Your back should not be arched when planking, or you’re going to experience a lot of unnecessary pressure. Make sure that your core and abs are engaged, or your arms are going to get tired and you’ll start to arch your back.

Make sure that your shoulders are broadened and that you’re working your core muscles. It’s not an upper-body workout; it’s a core workout!

Lifting Your Butt Too High or Letting Hips Sag

The idea is to work your core, so you need to make sure that your butt isn’t too high because then you won’t be doing a plank anymore, and you want to ensure that your hips don’t sag when they start to get tired.

Both of these positions will not work your core as much and put more strain on your back, which is something that you want to avoid. Instead, tuck your bottom in and squeeze your glutes and make sure those hips are where they should be.

If you’re having difficulties, use a bar (or even the handle for a broom if you don’t have anything else!) to make sure that you’re properly aligned. If the bar starts to slide down, then your hips are probably starting to sag.

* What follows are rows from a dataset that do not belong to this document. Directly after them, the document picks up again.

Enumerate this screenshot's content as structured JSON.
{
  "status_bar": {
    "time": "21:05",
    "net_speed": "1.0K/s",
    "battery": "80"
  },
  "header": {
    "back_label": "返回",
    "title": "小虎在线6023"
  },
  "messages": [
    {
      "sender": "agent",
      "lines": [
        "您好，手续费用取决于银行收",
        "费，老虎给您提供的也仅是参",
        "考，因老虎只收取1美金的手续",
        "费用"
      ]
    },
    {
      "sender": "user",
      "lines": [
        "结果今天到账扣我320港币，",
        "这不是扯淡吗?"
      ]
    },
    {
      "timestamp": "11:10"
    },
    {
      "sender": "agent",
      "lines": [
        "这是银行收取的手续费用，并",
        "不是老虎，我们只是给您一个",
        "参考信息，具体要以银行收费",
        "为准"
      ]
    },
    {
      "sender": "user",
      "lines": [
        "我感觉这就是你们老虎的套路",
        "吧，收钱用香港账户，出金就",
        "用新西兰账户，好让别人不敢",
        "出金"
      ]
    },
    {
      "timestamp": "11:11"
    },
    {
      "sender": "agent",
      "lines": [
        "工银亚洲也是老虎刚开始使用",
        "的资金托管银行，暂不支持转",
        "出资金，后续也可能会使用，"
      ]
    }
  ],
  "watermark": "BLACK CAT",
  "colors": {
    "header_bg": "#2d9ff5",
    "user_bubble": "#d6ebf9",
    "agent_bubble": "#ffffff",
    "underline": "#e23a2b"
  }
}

Keeping Head Straight Instead of Looking Down

Everyone knows that to do a push up properly you look down toward the floor. It would be odd to see someone staring at the ceiling or even ahead. But people tend to put their heads too far back to look at the ceiling or even look straight ahead with a plank.

Not only will this hurt your neck but you’ll also impact the rest of your form. The solution is simple. Look down at the floor and make sure that your head is aligned with the rest of your body. And if you feel like gritting your teeth in pain, feel free!

Not Breathing

As you contract and engage your abs, you should be taking deep breaths in and out. This will make sure that your body is getting the air it needs. Plus, it will give you something else to think about instead of how long until your minute is up.

Related: 5 Tips for Proper Breathing While Running

Focusing on Time

As a runner, you know that form is paramount and time and distance come second. If you ran in superb form for two miles, that’s much better than sloppy form for three. It’s the same with a plank. The focus should be on the form instead of the time.

In fact, you might make things more challenging for yourself by being so fixated on time. A lot of your success at doing planks is mental, and you might be better off using a cell phone timer to count up and do it for as long as you can instead of counting down.

You’ll likely be able to sustain proper form for longer, and your focus will be on the right thing—the exercise instead of the time.

In the end, if you’re looking to improve your core in substantial ways, you need to start doing planks. They bring you a host of other benefits as well. Hopefully, this article has given you a good idea of what to do going forward so that you can start incorporating planks into your workout routine!